In the fictional world of Caten, lower classes must cede a portion of their physical and mental will to the upper classes forming a pyramid structure (the Hierarchy) wherein the higher classes are few but powerful due to the number of people below them who give their their Will. The story’s young hero Vis Tellimus has refused to cede his will and is adopted by a Quintus (fifth level) man who sends him to the Catenan Academy to compete with the students and earn top placement in the Hierarchy’s structure while uncovering a pagan-kind-of-bloody mystery that might have killed the Quintus’ brother.

Vis Tellimus’ past plays a huge role in his actions as he’s actually the prince of a former kingdom which was obliterated by the upper class of this ‘pyramid scheme’ of a society. Pun intended. None of this is kept secret from the reader. While navigating the favours of the Hierachy, Vis wants to rise the ranks to avenge his family’s murder and his kingdom’s destruction. On the other hand, the student tests being conducted at the Academy are eerie and deadly to say the least. Vis has to survive them to stay alive and meet his goal.

The world building in the book takes a huge chunk of time. However, it is quite readable. Towards the end, there is a hint of a new kind of interpretation of events, which act as a cliffhanger for the second book The Strength of the Few. The society of Caten tackles the themes of how many people tend to uphold evil structures by simply conceding to those wealthier or more powerful. It also describes the colonisation and genocide of people by supremacists, and the existence of revolutionaries looking to change societal structures.

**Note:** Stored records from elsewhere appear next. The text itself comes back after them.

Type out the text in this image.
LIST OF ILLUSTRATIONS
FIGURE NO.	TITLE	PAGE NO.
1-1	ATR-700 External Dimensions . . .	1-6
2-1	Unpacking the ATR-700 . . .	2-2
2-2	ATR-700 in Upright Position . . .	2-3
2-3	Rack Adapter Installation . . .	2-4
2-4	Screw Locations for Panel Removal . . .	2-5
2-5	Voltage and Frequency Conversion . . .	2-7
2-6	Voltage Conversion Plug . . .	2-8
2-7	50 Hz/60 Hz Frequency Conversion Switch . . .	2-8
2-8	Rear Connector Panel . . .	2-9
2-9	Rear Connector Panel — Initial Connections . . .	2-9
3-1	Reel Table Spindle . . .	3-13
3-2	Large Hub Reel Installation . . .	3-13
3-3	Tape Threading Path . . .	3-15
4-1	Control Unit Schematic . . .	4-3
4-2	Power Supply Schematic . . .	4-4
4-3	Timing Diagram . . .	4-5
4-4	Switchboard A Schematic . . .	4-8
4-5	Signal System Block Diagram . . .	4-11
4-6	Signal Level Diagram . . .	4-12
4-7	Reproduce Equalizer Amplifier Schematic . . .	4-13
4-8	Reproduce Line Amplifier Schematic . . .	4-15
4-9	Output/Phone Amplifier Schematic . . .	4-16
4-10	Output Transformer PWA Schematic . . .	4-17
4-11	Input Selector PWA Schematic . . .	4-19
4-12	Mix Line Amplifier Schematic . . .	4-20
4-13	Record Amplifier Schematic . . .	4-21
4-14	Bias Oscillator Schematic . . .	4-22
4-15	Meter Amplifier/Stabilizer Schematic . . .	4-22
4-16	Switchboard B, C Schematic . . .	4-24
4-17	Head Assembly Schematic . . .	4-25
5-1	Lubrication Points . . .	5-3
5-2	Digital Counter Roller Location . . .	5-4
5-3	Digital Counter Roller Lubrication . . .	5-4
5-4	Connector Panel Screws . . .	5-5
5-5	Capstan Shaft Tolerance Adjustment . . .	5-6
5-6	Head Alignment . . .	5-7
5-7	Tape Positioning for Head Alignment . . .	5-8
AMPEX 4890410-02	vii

All in all, while this may seem like some young prince hiding his identity and goes to a school to avenge his family, but the themes are quite serious, and some rites are macabre.

Reading this book was a strange, uncomfortable, yet compelling experience. It reflects the world we live in, and then suddenly becomes wildly uncomfortable in its religious rites and mysteries. All in all, it kept me going.

The second book in this Licanius Trilogy comes out on 11 November ’25. I look forward to reading it.